Miss Withers kept her face impassive. “Remember one thing while you’re guessing, Oscar Piper. The murderer of Anise Halloran was smart and clever. This is one of the most diabolic and ingenious plots I’ve ever heard of, but also the most confusing. Because things are not what they seem….”

“Skim milk masquerades as cream …” chimed in the Inspector, finishing the old ditty.

“Exactly. And the whole thing was planned to represent a crime of passion, but there was about as much passion in it really as a butcher shows when he does whatever is done to a steer. The murderer figured on everything, and provided for every possibility except bad luck.”

“And that bad luck?”

“Was being too careful of details like shoes,” Miss Withers finished. “Now if you can figure out anything from that point, you’re welcome to it….”

She broke off suddenly as the door opened and the round, inquiring face of Sergeant Taylor showed itself.

He touched his hat to Miss Withers, and then went to the foot of the bed. “How’r yuh, Chief?”

“Don’t ‘chief’ me,” said Piper bitterly. “You’re graduated out of my class now into the psycho-criminology class, or so I hear.
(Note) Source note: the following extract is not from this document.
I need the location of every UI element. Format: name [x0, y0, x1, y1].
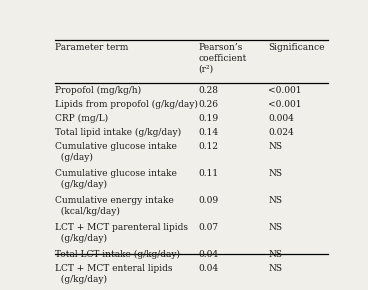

Go back and take your orders from Professor Pfoof, or whatever his name is.”

“That’s what I came up here about,” said Taylor unhappily. “All that psycho-what-you-call-it business is washed up, Chief. The Commissioner is sore as a boil about Professor Pfaffle’s resigning before he could fire him, and then running straight to the District Attorney with his pet theory about Anderson. They say the D.A. is going to have Anderson indicted before the Grand Jury according to Pfaffle’s statement of the case, and the Commissioner said I was to come up here and get any suggestions you or Miss Withers might give me. He says we need a new angle on the case …”
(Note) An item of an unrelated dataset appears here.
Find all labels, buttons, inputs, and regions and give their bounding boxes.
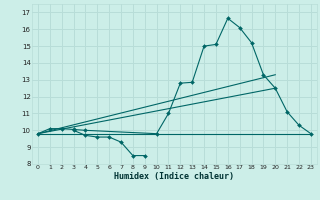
X-axis label: Humidex (Indice chaleur): Humidex (Indice chaleur) — [115, 172, 234, 181]
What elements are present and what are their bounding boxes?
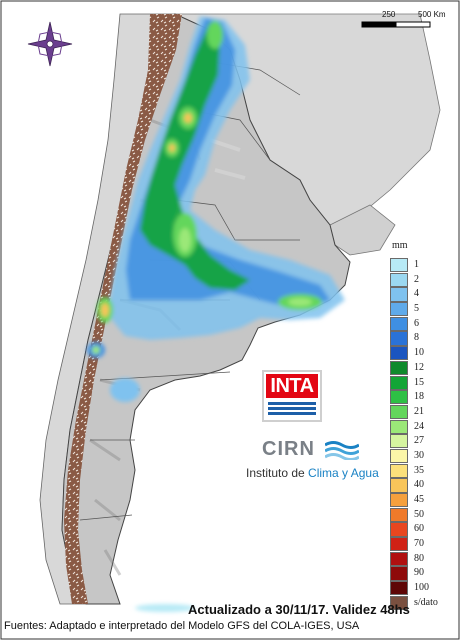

The Inspector smiled grimly. “So that’s the theme song, eh? The honor of the dear old department is at stake again. And so the Commissioner wants me, lying here in bed, to dope out a new Hatchet Fiend for him and show up Pfaffle! Well, he can …”

“Oscar!” Miss Withers rubbed her nose, vigorously. “I have the germ of an idea. Now if the Sergeant will follow it….”

“Yeah,” said Taylor bitterly. “I followed one of your ideas, and now I’m going to be sued for false arrest by that Curran girl you were sure had something to do with the case!”